UC Berkeley is located in the Bay Area, one of the most expensive places to live in the country. Housing costs have skyrocketed in recent years due, in no small part, to an influx of tech workers and stagnant housing development. Though the university has sought to expand its student housing to address its capacity issues, local residents have pushed back. 

The contentious housing project, to be built at the People’s Park, is meant to begin addressing the issue. Plans include undergraduate housing for more than 1,100 students and permanent supportive housing for more than 100 extremely low-income individuals.

Newsom and the state’s Legislature have vocally supported the development and earmarked $100 million for it in the 2022-23 budget. In April, Newsom also filed an amicus letter in the lawsuit, saying the argument laid out by the residents of Berkeley went beyond what the creators of CEQA intended.

Members of the resident-led group, Make UC a Good Neighbor, have worried their largely quiet neighborhoods will be overrun by college students and partying. The group’s lawsuit says the university failed to properly address the project’s environmental and community effects.

Supporters of the student housing project say the lawsuit is a classic example of NIMBYism. The term, short for “Not In My Backyard,” is used to describe residents opposed to additional housing or development in their areas.

“California will not allow NIMBYism to take hold, blocking critically needed housing for years and even decades,” Newsom said in a Thursday press release. He thanked legislative leaders for “taking on the status quo and clearing the way for our state to build more affordable housing.”
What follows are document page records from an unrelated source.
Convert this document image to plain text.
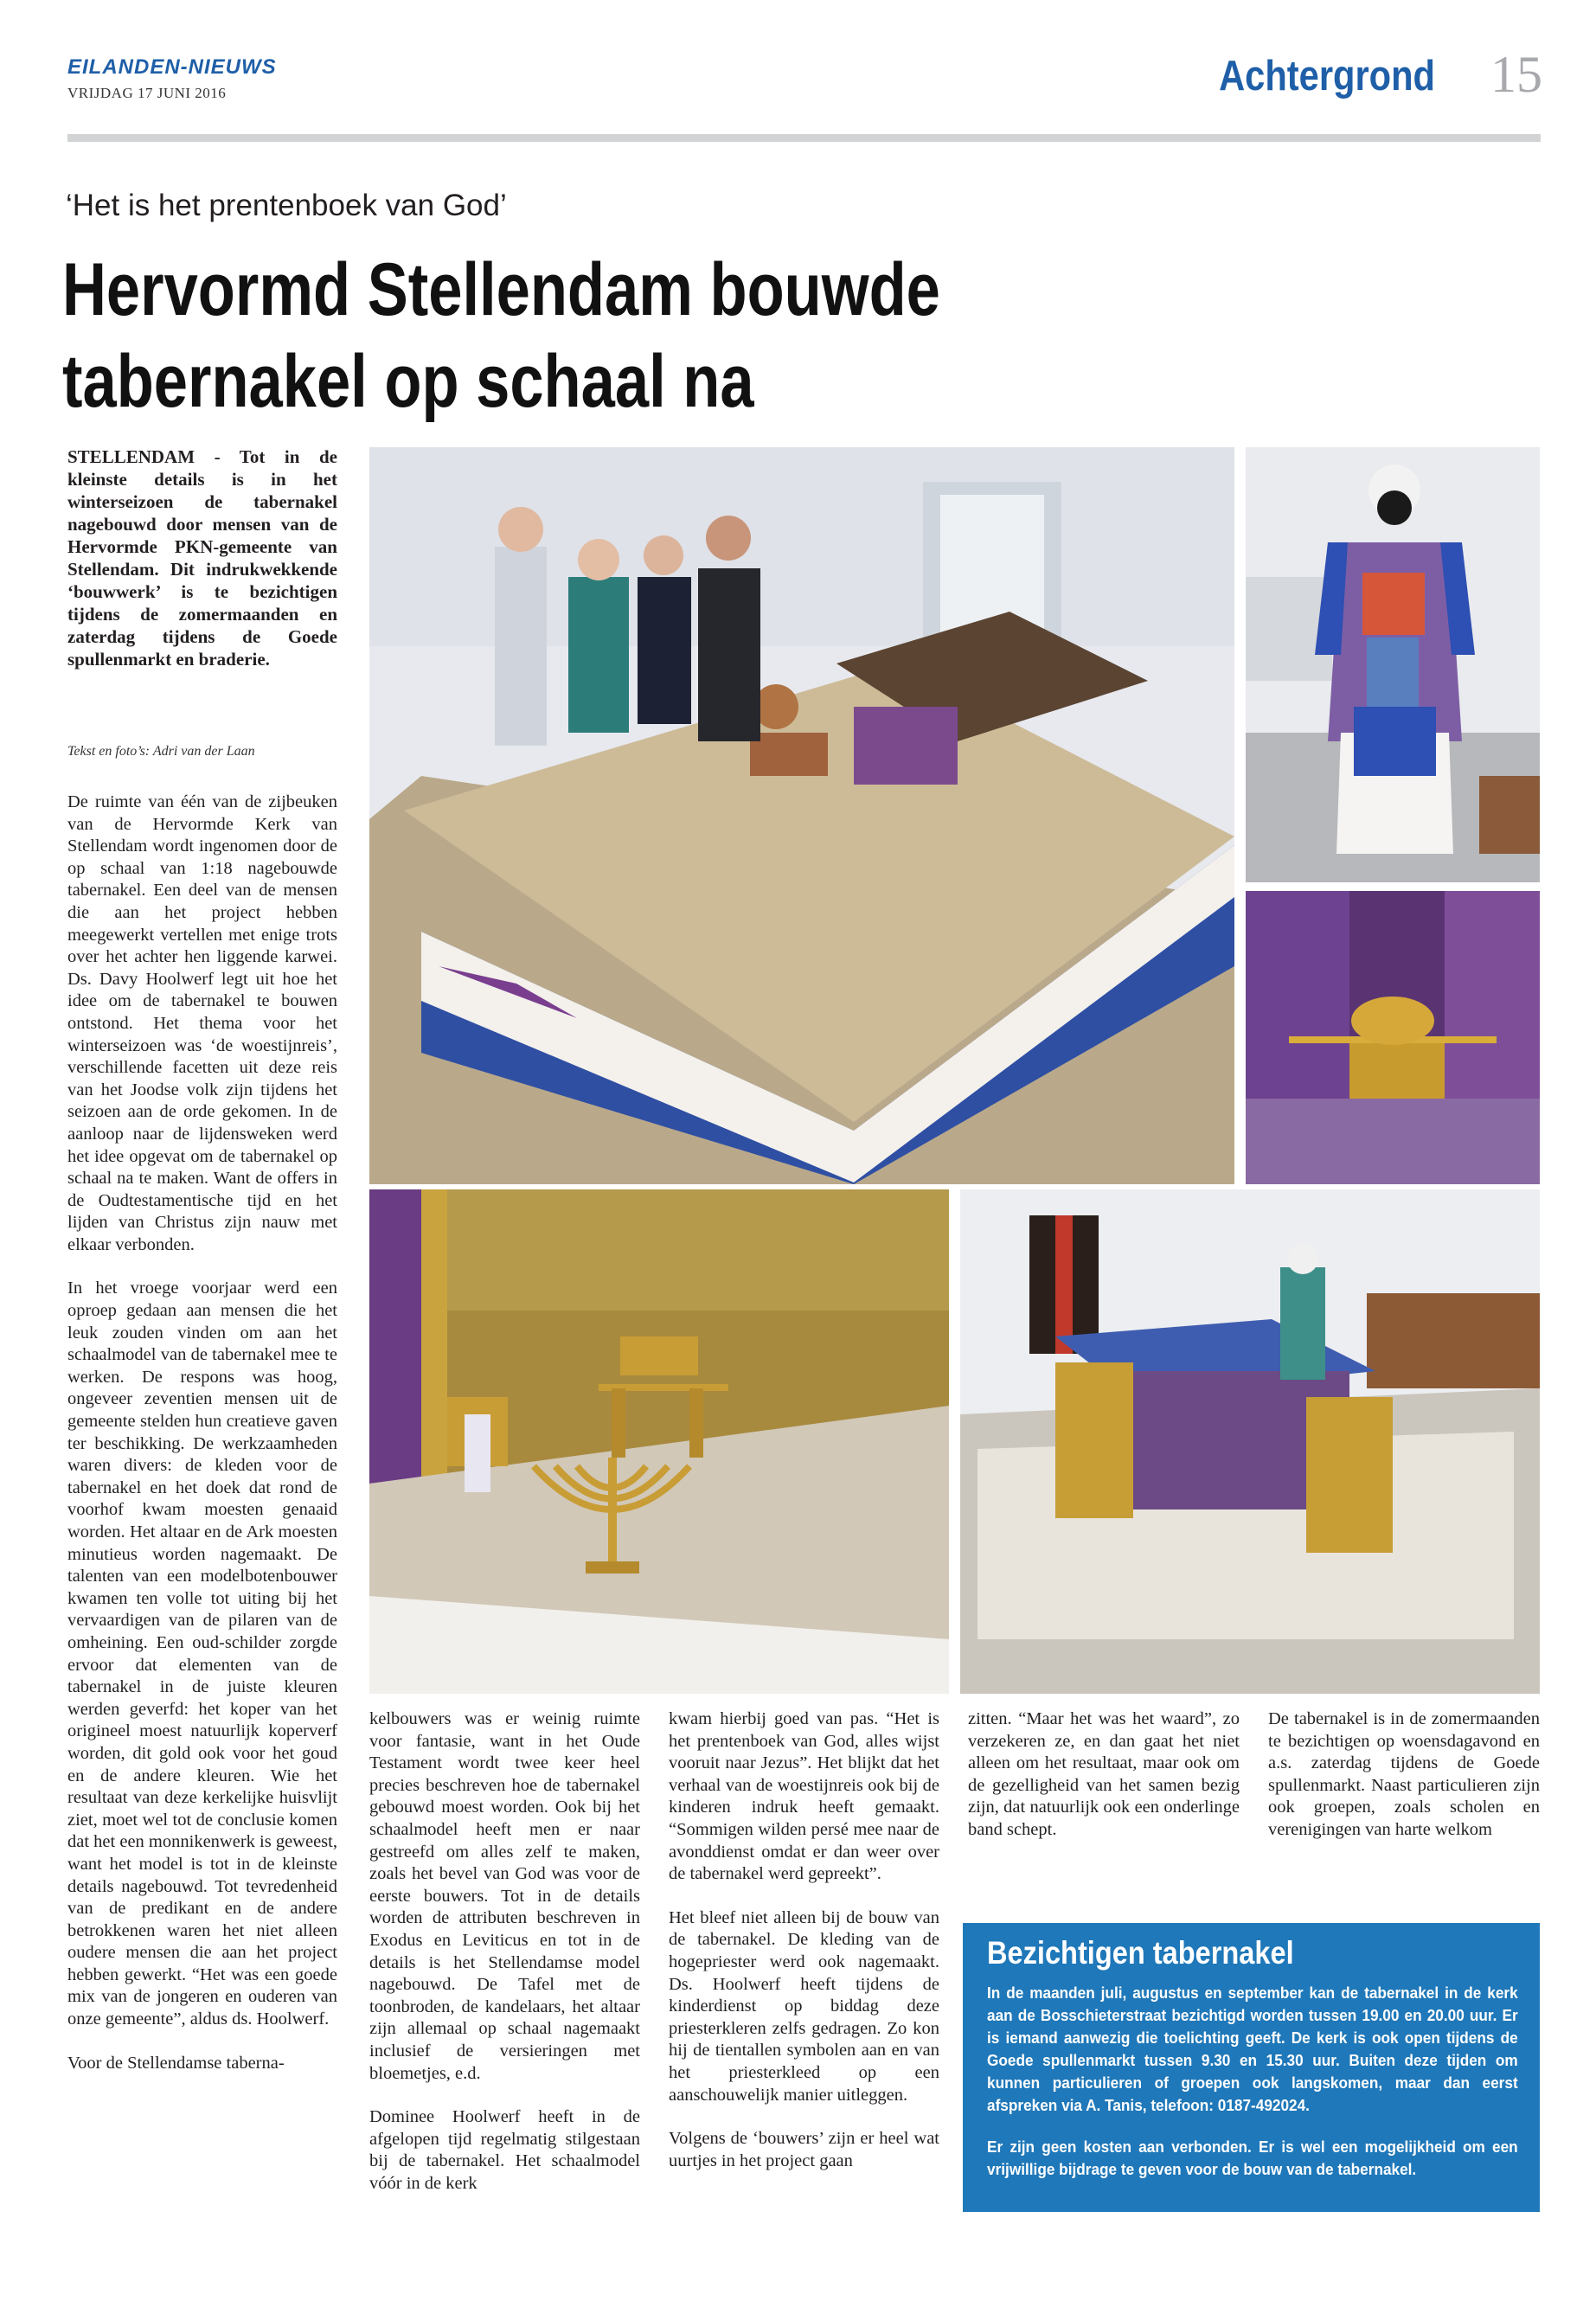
EILANDEN-NIEUWS
VRIJDAG 17 JUNI 2016	Achtergrond 15
‘Het is het prentenboek van God’
Hervormd Stellendam bouwde
tabernakel op schaal na
STELLENDAM - Tot in de kleinste details is in het winterseizoen de tabernakel nagebouwd door mensen van de Hervormde PKN-gemeente van Stellendam. Dit indrukwekkende ‘bouwwerk’ is te bezichtigen tijdens de zomermaanden en zaterdag tijdens de Goede spullenmarkt en braderie.
Tekst en foto’s: Adri van der Laan

De ruimte van één van de zijbeuken van de Hervormde Kerk van Stellendam wordt ingenomen door de op schaal van 1:18 nagebouwde tabernakel. Een deel van de mensen die aan het project hebben meegewerkt vertellen met enige trots over het achter hen liggende karwei. Ds. Davy Hoolwerf legt uit hoe het idee om de tabernakel te bouwen ontstond. Het thema voor het winterseizoen was ‘de woestijnreis’, verschillende facetten uit deze reis van het Joodse volk zijn tijdens het seizoen aan de orde gekomen. In de aanloop naar de lijdensweken werd het idee opgevat om de tabernakel op schaal na te maken. Want de offers in de Oudtestamentische tijd en het lijden van Christus zijn nauw met elkaar verbonden.

In het vroege voorjaar werd een oproep gedaan aan mensen die het leuk zouden vinden om aan het schaalmodel van de tabernakel mee te werken. De respons was hoog, ongeveer zeventien mensen uit de gemeente stelden hun creatieve gaven ter beschikking. De werkzaamheden waren divers: de kleden voor de tabernakel en het doek dat rond de voorhof kwam moesten genaaid worden. Het altaar en de Ark moesten minutieus worden nagemaakt. De talenten van een modelbotenbouwer kwamen ten volle tot uiting bij het vervaardigen van de pilaren van de omheining. Een oud-schilder zorgde ervoor dat elementen van de tabernakel in de juiste kleuren werden geverfd: het koper van het origineel moest natuurlijk koperverf worden, dit gold ook voor het goud en de andere kleuren. Wie het resultaat van deze kerkelijke huisvlijt ziet, moet wel tot de conclusie komen dat het een monnikenwerk is geweest, want het model is tot in de kleinste details nagebouwd. Tot tevredenheid van de predikant en de andere betrokkenen waren het niet alleen oudere mensen die aan het project hebben gewerkt. “Het was een goede mix van de jongeren en ouderen van onze gemeente”, aldus ds. Hoolwerf.

Voor de Stellendamse taberna-

kelbouwers was er weinig ruimte voor fantasie, want in het Oude Testament wordt twee keer heel precies beschreven hoe de tabernakel gebouwd moest worden. Ook bij het schaalmodel heeft men er naar gestreefd om alles zelf te maken, zoals het bevel van God was voor de eerste bouwers. Tot in de details worden de attributen beschreven in Exodus en Leviticus en tot in de details is het Stellendamse model nagebouwd. De Tafel met de toonbroden, de kandelaars, het altaar zijn allemaal op schaal nagemaakt inclusief de versieringen met bloemetjes, e.d.

Dominee Hoolwerf heeft in de afgelopen tijd regelmatig stilgestaan bij de tabernakel. Het schaalmodel vóór in de kerk

kwam hierbij goed van pas. “Het is het prentenboek van God, alles wijst vooruit naar Jezus”. Het blijkt dat het verhaal van de woestijnreis ook bij de kinderen indruk heeft gemaakt. “Sommigen wilden persé mee naar de avonddienst omdat er dan weer over de tabernakel werd gepreekt”.

Het bleef niet alleen bij de bouw van de tabernakel. De kleding van de hogepriester werd ook nagemaakt. Ds. Hoolwerf heeft tijdens de kinderdienst op biddag deze priesterkleren zelfs gedragen. Zo kon hij de tientallen symbolen aan en van het priesterkleed op een aanschouwelijk manier uitleggen.

Volgens de ‘bouwers’ zijn er heel wat uurtjes in het project gaan

zitten. “Maar het was het waard”, zo verzekeren ze, en dan gaat het niet alleen om het resultaat, maar ook om de gezelligheid van het samen bezig zijn, dat natuurlijk ook een onderlinge band schept.

De tabernakel is in de zomermaanden te bezichtigen op woensdagavond en a.s. zaterdag tijdens de Goede spullenmarkt. Naast particulieren zijn ook groepen, zoals scholen en verenigingen van harte welkom

Bezichtigen tabernakel

In de maanden juli, augustus en september kan de tabernakel in de kerk aan de Bosschieterstraat bezichtigd worden tussen 19.00 en 20.00 uur. Er is iemand aanwezig die toelichting geeft. De kerk is ook open tijdens de Goede spullenmarkt tussen 9.30 en 15.30 uur. Buiten deze tijden om kunnen particulieren of groepen ook langskomen, maar dan eerst afspreken via A. Tanis, telefoon: 0187-492024.

Er zijn geen kosten aan verbonden. Er is wel een mogelijkheid om een vrijwillige bijdrage te geven voor de bouw van de tabernakel.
Student housing crises are not unique to California. 

Fisk University, a historically Black institution in Nashville, Tennessee, is experiencing a huge enrollment boon — an almost 70% increase in the past five years, reaching a total of more than 1,000 students. In response, it opened a student housing development made of repurposed shipping containers in August. The project — a stopgap measure while a new residential hall is being built — can house almost 100 students and cost $4 million.

And in Vermont, Middlebury College offered $10,000 to juniors and seniors who plan to live on campus in exchange for them taking the fall and winter terms off. The buyouts were a partial solution to a pandemic-related influx of students.